None of the model runs could produce temperatures as low as what was seen from 2000-2007. The question is how to interpret this failure. What this paper seems to do is presume that the fundamentals of the model are correct, meaning that the expected, or mean outcome, of the model runs are correct, but that the error has a wider symmetrical distribution around that expected outcome. That’s why they conclude that policymakers should brace for the possibility of larger temperature increases, since under these assumptions there is no reason to think that temperatures in the future could not exceed the expected outcome by the same margin as they have undershot the expected outcome from 2000-2007.
But there is no logical basis for that assumption – it’s just deus-ex-machina. An equally plausible explanation is that the models are simply constructed incorrectly. For example, it is plausible that if the models were to assume net negative temperature feedback on greenhouse gas emissions rather than positive feedback, that the preexisting method of measuring error by the outer boundaries of the model runs would result in a range of outcomes that includes the temperatures seen in the last decade. But if that were the case, then the projected expected impact of CO2 would diminish considerably.
Basically all this article does is present a lame excuse as to why the models don’t replicate the temperatures in the last decade.

Kurt
October 26, 2009 4:41 pm

“Steven Mosher (15:58:58) :
Looking at the charts of “reanalyis” versus the models it stuck me that the reanalysis wasnt observation data at all.”
At the beginning of the paper, the authors mentioned that the IPCC worst-case emissions scenario actually undershot the actual emissions since the time the model runs were conducted. Though the article was vague, my assumption is that the reanalysis was the model’s output using a worst-of-the-worst case scenario that assumed that the enhanced emissions growth rate would continue.
My first reaction to this is the stupidity of continuing to use a model that dramatically overshot recent temperatures, even though the model assumed greenhouse gas emissions that were lower than reality. In other words, because greenhouse gas emissions rates were even higher than projected, the inability of the model to produce recent temperatures is even more of a failure than would appear at first blush. To then simply run that same model again under the enhanced emissions growth rate, and expand the error bars in both directions so as to include the recent temperature is like betting pregame for a football team that is favored by 5 points, and doubling down at halftime when your pick is actually losing to the underdog by 14 points.

Vangel
October 26, 2009 4:56 pm


Are the rest of you guys reading the same article that I am? After the first 15 comments, I gave up reading because I couldn’t understand the basis of the criticism.
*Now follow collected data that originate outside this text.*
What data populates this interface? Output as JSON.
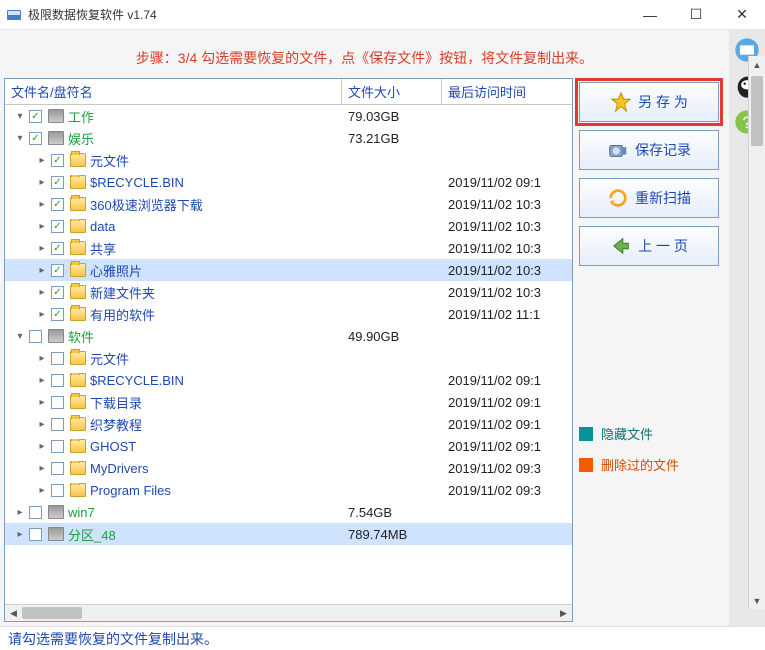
{
  "window": {
    "title": "极限数据恢复软件 v1.74"
  },
  "step_instruction": "步骤：3/4 勾选需要恢复的文件，点《保存文件》按钮，将文件复制出来。",
  "columns": {
    "name": "文件名/盘符名",
    "size": "文件大小",
    "time": "最后访问时间"
  },
  "rows": [
    {
      "depth": 0,
      "expander": "expanded",
      "checked": true,
      "icon": "drive",
      "label": "工作",
      "label_style": "green",
      "size": "79.03GB",
      "time": ""
    },
    {
      "depth": 0,
      "expander": "expanded",
      "checked": true,
      "icon": "drive",
      "label": "娱乐",
      "label_style": "green",
      "size": "73.21GB",
      "time": ""
    },
    {
      "depth": 1,
      "expander": "collapsed",
      "checked": true,
      "icon": "folder",
      "label": "元文件",
      "label_style": "blue",
      "size": "",
      "time": ""
    },
    {
      "depth": 1,
      "expander": "collapsed",
      "checked": true,
      "icon": "folder",
      "label": "$RECYCLE.BIN",
      "label_style": "blue",
      "size": "",
      "time": "2019/11/02 09:1"
    },
    {
      "depth": 1,
      "expander": "collapsed",
      "checked": true,
      "icon": "folder",
      "label": "360极速浏览器下载",
      "label_style": "blue",
      "size": "",
      "time": "2019/11/02 10:3"
    },
    {
      "depth": 1,
      "expander": "collapsed",
      "checked": true,
      "icon": "folder",
      "label": "data",
      "label_style": "blue",
      "size": "",
      "time": "2019/11/02 10:3"
    },
    {
      "depth": 1,
      "expander": "collapsed",
      "checked": true,
      "icon": "folder",
      "label": "共享",
      "label_style": "blue",
      "size": "",
      "time": "2019/11/02 10:3"
    },
    {
      "depth": 1,
      "expander": "collapsed",
      "checked": true,
      "icon": "folder",
      "label": "心雅照片",
      "label_style": "blue",
      "size": "",
      "time": "2019/11/02 10:3",
      "selected": true
    },
    {
      "depth": 1,
      "expander": "collapsed",
      "checked": true,
      "icon": "folder",
      "label": "新建文件夹",
      "label_style": "blue",
      "size": "",
      "time": "2019/11/02 10:3"
    },
    {
      "depth": 1,
      "expander": "collapsed",
      "checked": true,
      "icon": "folder",
      "label": "有用的软件",
      "label_style": "blue",
      "size": "",
      "time": "2019/11/02 11:1"
    },
    {
      "depth": 0,
      "expander": "expanded",
      "checked": false,
      "icon": "drive",
      "label": "软件",
      "label_style": "green",
      "size": "49.90GB",
      "time": ""
    },
    {
      "depth": 1,
      "expander": "collapsed",
      "checked": false,
      "icon": "folder",
      "label": "元文件",
      "label_style": "blue",
      "size": "",
      "time": ""
    },
    {
      "depth": 1,
      "expander": "collapsed",
      "checked": false,
      "icon": "folder",
      "label": "$RECYCLE.BIN",
      "label_style": "blue",
      "size": "",
      "time": "2019/11/02 09:1"
    },
    {
      "depth": 1,
      "expander": "collapsed",
      "checked": false,
      "icon": "folder",
      "label": "下载目录",
      "label_style": "blue",
      "size": "",
      "time": "2019/11/02 09:1"
    },
    {
      "depth": 1,
      "expander": "collapsed",
      "checked": false,
      "icon": "folder",
      "label": "织梦教程",
      "label_style": "blue",
      "size": "",
      "time": "2019/11/02 09:1"
    },
    {
      "depth": 1,
      "expander": "collapsed",
      "checked": false,
      "icon": "folder",
      "label": "GHOST",
      "label_style": "blue",
      "size": "",
      "time": "2019/11/02 09:1"
    },
    {
      "depth": 1,
      "expander": "collapsed",
      "checked": false,
      "icon": "folder",
      "label": "MyDrivers",
      "label_style": "blue",
      "size": "",
      "time": "2019/11/02 09:3"
    },
    {
      "depth": 1,
      "expander": "collapsed",
      "checked": false,
      "icon": "folder",
      "label": "Program Files",
      "label_style": "blue",
      "size": "",
      "time": "2019/11/02 09:3"
    },
    {
      "depth": 0,
      "expander": "collapsed",
      "checked": false,
      "icon": "drive",
      "label": "win7",
      "label_style": "green",
      "size": "7.54GB",
      "time": ""
    },
    {
      "depth": 0,
      "expander": "collapsed",
      "checked": false,
      "icon": "drive",
      "label": "分区_48",
      "label_style": "green",
      "size": "789.74MB",
      "time": "",
      "selected": true
    }
  ],
  "buttons": {
    "save_as": "另 存 为",
    "save_log": "保存记录",
    "rescan": "重新扫描",
    "prev": "上 一 页"
  },
  "legend": {
    "hidden": "隐藏文件",
    "deleted": "删除过的文件"
  },
  "status": "请勾选需要恢复的文件复制出来。",
  "icons": {
    "app": "app-icon",
    "minimize": "—",
    "maximize": "☐",
    "close": "✕"
  }
}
The modelers put error bars on their models based on 2000-2007 daya and came up with very high error. This is the correct answer.
Of course, the “error bars suggest higher heat waves” is nonsensical. All it suggests is higher uncertainty. It appears to be an addition by the PhysOrg author (showing ignorance of how error works). However, aside from that line, it was a decent article.
Why so virulent, guys?

Because it is nonsense masquerading as science written by empty suits who know far less than they think they do. And even as their analysis shows that the models are useless they still play their game of deceit. Had the authors been clear about the much greater uncertainty and stopped there the article would have been fine. Instead they made it look as if the uncertainty lent support for some of the more extreme heat scenarios.